Vendredi, au moins 37 personnes, dont 19 enfants, avaient été tuées par trois missiles sol-sol à Alep (nord). Selon des militants, ces missiles étaient des Scud tirés de la région de Damas. Cette information n'a pu être vérifiée de source indépendante.

Et selon une source militaire s'exprimant sous couvert de l'anonymat, des renforts sont en route pour l'aéroport international d'Alep, où des combats opposent soldats et rebelles «qui ont utilisé des matériaux explosifs sur les routes pour essayer d'empêcher la progression des troupes».

Dans la province de Deir Ezzor (est), les rebelles ont pris le contrôle total d'Al-Kibar, un site détruit en 2007 par Israël qui soupçonnait Damas d'y abriter des activités nucléaires, s'assurant ainsi le contrôle de la route reliant la ville de Deir Ezzor à celle Raqa, plus au nord-ouest, selon l'OSDH.

De violents combats ont éclaté dans la nuit de samedi à dimanche, à la frontière entre la Syrie et le Liban, entre l'armée syrienne d'un côté et des hommes armés de l'autre, selon un responsable des services de sécurité libanais.

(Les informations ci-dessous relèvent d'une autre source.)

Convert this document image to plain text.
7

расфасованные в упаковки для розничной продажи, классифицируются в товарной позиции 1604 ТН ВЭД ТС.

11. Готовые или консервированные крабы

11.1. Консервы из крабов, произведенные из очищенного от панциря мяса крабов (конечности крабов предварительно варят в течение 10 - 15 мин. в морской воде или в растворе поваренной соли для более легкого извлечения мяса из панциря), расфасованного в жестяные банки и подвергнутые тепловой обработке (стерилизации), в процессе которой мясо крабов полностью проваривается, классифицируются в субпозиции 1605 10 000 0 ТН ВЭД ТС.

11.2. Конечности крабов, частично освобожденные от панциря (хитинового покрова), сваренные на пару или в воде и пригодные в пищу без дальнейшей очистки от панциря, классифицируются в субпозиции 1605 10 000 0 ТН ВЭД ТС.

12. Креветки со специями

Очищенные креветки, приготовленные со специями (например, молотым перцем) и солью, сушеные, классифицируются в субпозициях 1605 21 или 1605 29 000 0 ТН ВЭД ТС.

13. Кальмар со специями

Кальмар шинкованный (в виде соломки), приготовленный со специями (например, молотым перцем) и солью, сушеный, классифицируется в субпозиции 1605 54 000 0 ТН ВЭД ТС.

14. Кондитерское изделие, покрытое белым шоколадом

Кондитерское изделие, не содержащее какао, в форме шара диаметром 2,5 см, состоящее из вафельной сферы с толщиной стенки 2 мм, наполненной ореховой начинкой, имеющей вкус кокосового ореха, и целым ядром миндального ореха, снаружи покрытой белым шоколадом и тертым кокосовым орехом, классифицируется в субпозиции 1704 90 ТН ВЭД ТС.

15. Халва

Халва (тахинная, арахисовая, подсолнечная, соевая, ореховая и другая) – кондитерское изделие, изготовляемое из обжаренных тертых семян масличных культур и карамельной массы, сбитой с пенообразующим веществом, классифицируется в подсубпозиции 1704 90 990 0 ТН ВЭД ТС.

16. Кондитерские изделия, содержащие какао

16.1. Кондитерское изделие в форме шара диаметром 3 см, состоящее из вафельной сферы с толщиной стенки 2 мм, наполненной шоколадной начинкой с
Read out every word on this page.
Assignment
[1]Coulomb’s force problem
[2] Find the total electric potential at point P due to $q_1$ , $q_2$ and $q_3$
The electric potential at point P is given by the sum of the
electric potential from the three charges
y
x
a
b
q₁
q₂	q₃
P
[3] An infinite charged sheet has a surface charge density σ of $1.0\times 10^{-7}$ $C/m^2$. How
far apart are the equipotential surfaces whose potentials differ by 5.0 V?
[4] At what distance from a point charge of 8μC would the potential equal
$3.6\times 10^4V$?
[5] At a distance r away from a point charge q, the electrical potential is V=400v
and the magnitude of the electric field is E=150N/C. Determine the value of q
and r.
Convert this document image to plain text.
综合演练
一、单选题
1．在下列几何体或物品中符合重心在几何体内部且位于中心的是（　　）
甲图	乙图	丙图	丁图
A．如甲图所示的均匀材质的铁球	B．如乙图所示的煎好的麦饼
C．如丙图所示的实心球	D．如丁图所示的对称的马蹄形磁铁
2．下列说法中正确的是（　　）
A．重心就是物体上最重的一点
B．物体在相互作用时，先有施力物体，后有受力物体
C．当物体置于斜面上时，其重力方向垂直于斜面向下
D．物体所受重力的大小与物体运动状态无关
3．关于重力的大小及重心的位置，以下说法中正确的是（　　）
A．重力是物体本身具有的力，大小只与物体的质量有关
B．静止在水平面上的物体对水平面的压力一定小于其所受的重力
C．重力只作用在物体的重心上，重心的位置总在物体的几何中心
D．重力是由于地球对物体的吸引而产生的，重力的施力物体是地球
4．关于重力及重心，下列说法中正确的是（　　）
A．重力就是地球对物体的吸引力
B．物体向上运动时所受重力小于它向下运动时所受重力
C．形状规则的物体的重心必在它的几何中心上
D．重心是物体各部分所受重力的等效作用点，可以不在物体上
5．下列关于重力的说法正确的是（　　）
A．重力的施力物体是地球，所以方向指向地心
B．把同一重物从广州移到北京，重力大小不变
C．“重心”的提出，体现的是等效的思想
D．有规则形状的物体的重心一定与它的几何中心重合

La source, qui n'a pas fait état de victime dans l'immédiat, n'était pas en mesure de préciser si les hommes armés étaient des Libanais ou des Syriens opposés au régime de Damas.

Ces violences ont éclaté quelques heures après la mort d'un Libanais par des tirs en provenance du côté syrien, alors qu'il se trouvait à proximité d'un fleuve séparant les deux pays.